Weingut Horst Sauer - Horst Sauer und seine Tochter Sandra holen aus der Escherndorfer Lage »Lump« rauchig duftende, kraftvolle Silvaner, deren Geschmack den Muschelkalk-Boden widerspiegelt.
© Michael Wilfling
Weingut Horst Sauer - Horst Sauer und seine Tochter Sandra holen aus der Escherndorfer Lage »Lump« rauchig duftende, kraftvolle Silvaner, deren Geschmack den Muschelkalk-Boden widerspiegelt.

Ausgelöst wurde Rothes Experimentierfreude durch die Suche nach einem Silvaner mit besonders langem Reifepotenzial. Zunächst begann er, mit Maischegärungen im Holzfass zu experimentieren. Auf einer Tagung über die historische Weinbereitung im Kaukasus knüpfte Rothe schließlich einen Kontakt nach Georgien – und konnte bald darauf zwei 1200-Liter-Gefäße erwerben. Im Herbst 2012 versenkte er erstmals einen Silvaner-Ertrag in einem seiner beiden Qvevris. Im Frühjahr 2013 kam dann der große Moment: »Beim Öffnen habe ich Blut und Wasser geschwitzt«, lacht Rothe. Doch der Wein war noch drin in den Qvevris – die Versiegelung der Poren mit Bienenwachs hatte gehalten. Und der Wein? Schmeckte so gut, dass Rothe diese Art der Silvaner-Kelterung seither in jedem Herbst wiederholt hat.
Rothes Pioniertat ist beispielhaft für die unbändige Lust an der Erkundung neuer Silvaner-Stile, die die Winzer erfasst hat – vor allem in Franken, aber nicht nur dort. Und nicht von ungefähr ist der Testsieger unserer Probe ein Wein, der das Beste des konventionellen Handwerks mit experimenteller Neugier verbindet. Letztlich könnte man den siegreichen und unisono hoch bewerteten Silvaner namens »Pure Grapes« sogar als eine Art Nachahmung der Qvevri-Weinbereitung mit moderneren technischen Mitteln bezeichnen. »Gemeinsam mit meiner Tochter und meinem Schwiegersohn haben wir uns Folgendes ausgedacht«, beginnt Armin Störrlein aus Randersacker zu erzählen: »Wir lassen die Silvaner-Maische wie beim Rotwein gären, Richtung Orange Wine. Aber mir gefällt die oxidative Sherry-Note nicht, daher wollten wir das Positive des Orange Wine mitnehmen, aber mit einem leichten Oxidationsschutz.«

Weingut Störten & Krenig - In den Steilhängen von Randersacker vor den Toren Würzburgs gelangen die Silvanertrauben für Experimente wie »Pure Grapes« bis zur perfekten Reife.
© Michael Wilflinger
Weingut Störten & Krenig - In den Steilhängen von Randersacker vor den Toren Würzburgs gelangen die Silvanertrauben für Experimente wie »Pure Grapes« bis zur perfekten Reife.

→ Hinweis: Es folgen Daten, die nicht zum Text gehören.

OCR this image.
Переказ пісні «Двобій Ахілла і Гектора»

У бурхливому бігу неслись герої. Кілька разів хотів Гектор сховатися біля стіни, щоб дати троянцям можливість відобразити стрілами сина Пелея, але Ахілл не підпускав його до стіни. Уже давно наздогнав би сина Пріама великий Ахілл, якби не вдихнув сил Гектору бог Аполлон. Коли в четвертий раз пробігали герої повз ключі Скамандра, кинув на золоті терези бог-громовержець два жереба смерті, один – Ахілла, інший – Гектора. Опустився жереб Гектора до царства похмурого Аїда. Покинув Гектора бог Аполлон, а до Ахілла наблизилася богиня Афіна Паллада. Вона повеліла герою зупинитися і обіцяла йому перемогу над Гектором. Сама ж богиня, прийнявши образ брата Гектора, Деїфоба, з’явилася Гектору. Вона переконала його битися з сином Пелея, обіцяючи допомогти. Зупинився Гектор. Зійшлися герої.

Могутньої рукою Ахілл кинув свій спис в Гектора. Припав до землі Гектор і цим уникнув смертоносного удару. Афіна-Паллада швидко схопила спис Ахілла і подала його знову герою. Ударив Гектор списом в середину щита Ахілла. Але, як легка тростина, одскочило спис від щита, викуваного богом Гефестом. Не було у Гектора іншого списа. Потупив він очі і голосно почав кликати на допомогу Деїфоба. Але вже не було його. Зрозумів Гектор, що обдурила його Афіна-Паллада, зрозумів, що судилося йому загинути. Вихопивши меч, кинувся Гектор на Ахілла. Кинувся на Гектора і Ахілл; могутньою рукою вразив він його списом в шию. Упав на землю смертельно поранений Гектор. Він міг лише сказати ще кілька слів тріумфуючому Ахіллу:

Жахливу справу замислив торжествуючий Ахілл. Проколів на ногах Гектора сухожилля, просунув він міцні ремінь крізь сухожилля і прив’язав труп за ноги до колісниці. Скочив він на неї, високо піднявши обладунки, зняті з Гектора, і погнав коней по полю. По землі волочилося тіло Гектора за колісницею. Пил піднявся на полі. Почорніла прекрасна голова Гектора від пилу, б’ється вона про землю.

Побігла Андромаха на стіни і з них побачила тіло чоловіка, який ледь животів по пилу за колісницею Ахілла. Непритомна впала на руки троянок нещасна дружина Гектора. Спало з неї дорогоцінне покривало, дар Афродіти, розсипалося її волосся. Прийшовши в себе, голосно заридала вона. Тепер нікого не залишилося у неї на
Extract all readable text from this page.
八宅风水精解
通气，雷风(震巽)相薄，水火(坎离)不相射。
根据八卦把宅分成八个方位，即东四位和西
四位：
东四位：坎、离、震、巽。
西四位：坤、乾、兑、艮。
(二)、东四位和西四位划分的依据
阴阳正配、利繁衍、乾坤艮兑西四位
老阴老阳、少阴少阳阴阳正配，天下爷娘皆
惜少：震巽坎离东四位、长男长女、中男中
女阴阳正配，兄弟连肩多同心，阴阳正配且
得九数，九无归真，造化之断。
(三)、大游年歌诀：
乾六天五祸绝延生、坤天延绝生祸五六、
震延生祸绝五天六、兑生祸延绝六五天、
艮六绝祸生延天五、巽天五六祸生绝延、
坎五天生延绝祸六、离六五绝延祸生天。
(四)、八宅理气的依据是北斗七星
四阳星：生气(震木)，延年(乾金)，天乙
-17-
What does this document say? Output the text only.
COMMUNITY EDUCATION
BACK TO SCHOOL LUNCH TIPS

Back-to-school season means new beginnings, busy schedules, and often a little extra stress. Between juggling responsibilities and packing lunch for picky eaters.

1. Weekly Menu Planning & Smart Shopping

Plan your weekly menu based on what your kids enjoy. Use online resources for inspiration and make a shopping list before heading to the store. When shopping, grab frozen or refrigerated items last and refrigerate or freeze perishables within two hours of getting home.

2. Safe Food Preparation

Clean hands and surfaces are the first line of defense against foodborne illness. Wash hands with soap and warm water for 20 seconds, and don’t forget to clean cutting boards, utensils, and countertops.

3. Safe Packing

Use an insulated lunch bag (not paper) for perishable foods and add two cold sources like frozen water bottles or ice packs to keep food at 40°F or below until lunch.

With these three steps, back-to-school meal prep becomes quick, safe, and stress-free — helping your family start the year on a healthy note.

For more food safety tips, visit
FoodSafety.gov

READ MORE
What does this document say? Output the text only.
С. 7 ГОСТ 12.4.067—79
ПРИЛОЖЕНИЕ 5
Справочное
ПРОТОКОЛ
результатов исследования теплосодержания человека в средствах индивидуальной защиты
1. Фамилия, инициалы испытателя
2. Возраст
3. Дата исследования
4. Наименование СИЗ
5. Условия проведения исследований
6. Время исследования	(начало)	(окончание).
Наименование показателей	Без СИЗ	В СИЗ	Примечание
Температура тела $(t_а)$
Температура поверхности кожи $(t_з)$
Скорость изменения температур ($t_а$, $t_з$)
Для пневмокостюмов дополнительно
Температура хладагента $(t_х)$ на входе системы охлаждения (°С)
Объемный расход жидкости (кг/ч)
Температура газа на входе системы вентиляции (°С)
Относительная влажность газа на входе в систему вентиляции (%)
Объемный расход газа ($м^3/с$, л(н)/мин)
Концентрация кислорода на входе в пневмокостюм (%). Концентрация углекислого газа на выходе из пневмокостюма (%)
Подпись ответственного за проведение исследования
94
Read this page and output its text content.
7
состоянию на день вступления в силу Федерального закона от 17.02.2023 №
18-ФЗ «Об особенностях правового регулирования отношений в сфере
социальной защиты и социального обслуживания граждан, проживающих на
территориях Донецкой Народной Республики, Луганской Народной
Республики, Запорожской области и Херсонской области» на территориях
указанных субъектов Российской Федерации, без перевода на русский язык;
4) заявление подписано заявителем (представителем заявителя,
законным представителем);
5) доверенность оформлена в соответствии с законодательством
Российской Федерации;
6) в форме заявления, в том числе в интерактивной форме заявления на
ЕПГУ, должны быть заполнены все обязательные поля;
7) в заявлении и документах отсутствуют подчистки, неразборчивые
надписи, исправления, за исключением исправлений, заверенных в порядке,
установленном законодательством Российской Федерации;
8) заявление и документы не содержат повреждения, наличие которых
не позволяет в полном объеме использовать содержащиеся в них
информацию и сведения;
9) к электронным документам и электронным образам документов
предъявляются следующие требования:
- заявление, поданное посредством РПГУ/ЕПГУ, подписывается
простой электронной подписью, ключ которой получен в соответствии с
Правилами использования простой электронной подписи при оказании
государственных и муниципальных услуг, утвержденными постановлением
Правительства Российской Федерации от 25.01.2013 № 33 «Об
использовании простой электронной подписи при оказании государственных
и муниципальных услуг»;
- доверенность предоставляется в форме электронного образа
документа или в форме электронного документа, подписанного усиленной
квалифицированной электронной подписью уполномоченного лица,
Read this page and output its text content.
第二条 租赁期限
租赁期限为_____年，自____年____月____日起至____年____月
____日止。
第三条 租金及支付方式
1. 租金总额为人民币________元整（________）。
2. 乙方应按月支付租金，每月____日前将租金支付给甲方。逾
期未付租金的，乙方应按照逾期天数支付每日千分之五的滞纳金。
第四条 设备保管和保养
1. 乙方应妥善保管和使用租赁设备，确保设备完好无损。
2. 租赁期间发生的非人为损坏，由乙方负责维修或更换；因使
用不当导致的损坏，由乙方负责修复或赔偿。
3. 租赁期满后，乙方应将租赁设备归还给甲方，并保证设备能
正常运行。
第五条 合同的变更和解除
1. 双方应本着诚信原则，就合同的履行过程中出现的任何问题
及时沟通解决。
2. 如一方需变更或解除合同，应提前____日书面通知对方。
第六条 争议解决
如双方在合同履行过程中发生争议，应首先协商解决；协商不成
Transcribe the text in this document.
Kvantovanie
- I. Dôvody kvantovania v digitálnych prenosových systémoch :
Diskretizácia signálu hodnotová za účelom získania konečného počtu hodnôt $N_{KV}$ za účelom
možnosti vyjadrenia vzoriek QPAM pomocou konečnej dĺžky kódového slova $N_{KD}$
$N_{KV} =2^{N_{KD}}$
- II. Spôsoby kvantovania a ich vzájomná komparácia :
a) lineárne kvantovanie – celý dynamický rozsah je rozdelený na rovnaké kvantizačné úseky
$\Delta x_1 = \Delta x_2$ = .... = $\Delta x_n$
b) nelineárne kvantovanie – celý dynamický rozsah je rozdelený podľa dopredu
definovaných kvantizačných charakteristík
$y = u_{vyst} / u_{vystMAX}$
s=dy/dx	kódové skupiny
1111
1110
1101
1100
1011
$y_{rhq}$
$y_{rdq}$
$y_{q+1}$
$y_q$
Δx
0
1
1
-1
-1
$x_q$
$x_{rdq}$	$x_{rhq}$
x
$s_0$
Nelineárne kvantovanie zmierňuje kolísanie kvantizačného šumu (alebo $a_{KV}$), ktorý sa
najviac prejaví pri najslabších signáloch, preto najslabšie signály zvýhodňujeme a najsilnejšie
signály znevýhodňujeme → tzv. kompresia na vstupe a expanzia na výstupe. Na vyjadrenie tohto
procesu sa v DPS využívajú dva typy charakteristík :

Man kann sich lebhaft vorstellen, wie es bei der Planung gearbeitet hat in Störrlein, der von jeher für Weine bekannt ist, die handwerklich intelligent gemacht sind, ohne darüber im Stil technisch zu werden. Bislang standen sie für eine abgeklärte fränkische Klassik: trocken, ungekünstelt, langlebig. Jetzt haben Störrlein und sein Schwiegersohn Martin Krenig diesen Stil ins Experimentelle übertragen. Störrlein berichtet weiter: »Aus dem Ertrag alter Reben haben wir das Beste ausgesucht, absolut gesunde Trauben. Dann haben wir auf das übliche Mahlen verzichtet – wir haben ein neues Gerät, das die Beeren beim Entrappen intakt lässt.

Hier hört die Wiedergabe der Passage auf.